Intermolecular and Intramolecular Priming Co-directed Synergistic Multi-strand Displacement Amplification Empowers Ultrasensitive Determination of microRNAs.

Abstract

The construction of isothermal nucleic acid amplification systems with extremely high signal amplification abilities is of great importance for biomarker detection and disease diagnosis. Herein, for the first time, we proposed an intermolecular and intramolecular priming co-directed synergistic multi-strand displacement amplification (SM-SDA) system for microRNA (miRNA) detection. Strategically, the SM-SDA system is made of a single multi-functionalized hairpin probe (MF-HP) that is engineered with a long stem and endowed with target complementation, configuration transformation, enzyme recognition, and signal reporting abilities. The presence of a specific target, the model of miRNA-21, to react with MF-HP would cause an intermolecular priming-directed strand replication in parallel with an intramolecular priming-directed strand replication.
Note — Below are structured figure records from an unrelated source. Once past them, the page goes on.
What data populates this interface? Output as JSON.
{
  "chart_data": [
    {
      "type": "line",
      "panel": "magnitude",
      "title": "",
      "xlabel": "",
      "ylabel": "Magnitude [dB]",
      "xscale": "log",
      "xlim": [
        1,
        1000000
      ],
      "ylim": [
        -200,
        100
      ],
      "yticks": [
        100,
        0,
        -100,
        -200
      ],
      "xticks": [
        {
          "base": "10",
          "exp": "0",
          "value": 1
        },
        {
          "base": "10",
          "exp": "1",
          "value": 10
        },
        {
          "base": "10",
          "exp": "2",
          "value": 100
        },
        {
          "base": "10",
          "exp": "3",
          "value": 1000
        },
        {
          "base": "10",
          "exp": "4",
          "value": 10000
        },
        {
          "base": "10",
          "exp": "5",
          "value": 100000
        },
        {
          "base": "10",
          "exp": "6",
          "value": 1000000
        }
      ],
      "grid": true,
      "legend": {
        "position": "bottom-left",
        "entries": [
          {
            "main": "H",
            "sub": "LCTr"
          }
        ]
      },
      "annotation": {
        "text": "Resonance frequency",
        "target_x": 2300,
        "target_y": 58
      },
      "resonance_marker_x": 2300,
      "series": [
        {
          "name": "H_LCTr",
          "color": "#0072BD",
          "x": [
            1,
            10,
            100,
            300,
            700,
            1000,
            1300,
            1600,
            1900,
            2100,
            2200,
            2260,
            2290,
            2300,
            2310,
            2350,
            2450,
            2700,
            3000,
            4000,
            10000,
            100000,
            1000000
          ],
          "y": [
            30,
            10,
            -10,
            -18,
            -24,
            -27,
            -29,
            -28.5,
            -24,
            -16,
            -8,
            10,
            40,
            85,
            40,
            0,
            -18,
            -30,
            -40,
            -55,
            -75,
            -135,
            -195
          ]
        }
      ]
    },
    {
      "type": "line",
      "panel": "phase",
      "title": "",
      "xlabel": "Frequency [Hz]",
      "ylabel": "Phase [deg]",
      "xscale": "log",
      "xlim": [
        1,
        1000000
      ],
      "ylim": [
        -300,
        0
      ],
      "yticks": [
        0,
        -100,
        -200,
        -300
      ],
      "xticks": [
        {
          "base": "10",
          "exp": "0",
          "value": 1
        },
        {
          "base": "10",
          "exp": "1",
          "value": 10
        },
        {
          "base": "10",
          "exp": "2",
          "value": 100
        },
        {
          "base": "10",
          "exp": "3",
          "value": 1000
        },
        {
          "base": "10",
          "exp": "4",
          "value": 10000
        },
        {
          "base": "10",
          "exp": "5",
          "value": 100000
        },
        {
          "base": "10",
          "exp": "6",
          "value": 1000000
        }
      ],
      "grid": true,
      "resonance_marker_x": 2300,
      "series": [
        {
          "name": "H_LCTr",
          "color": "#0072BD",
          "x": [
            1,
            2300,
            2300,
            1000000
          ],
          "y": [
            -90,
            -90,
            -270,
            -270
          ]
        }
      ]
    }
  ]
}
The co-directed priming pattern results in the occurrence of SM-SDA containing a target-induced cyclical strand displacement amplification (T-CSDA), a target analogue primer (TAP)-induced CSDA (TAP-CSDA), and a nicked trigger primer (NTP)-induced CSDA (NTP-CSDA). The resulting multiple circuits with a synergetic signal amplification capacity remarkably enhance the target miRNA response, which has not only improved the sensitivity for qualitative and quantitative detection of miRNA but also realized the analysis of target miRNA from real clinical samples. As a proof-of-concept study, this simple but attractive isothermal signal amplification system holds a great potential for molecular diagnosis of diseases and will stimulate interest, new ideas, and discoveries in this fascinating field.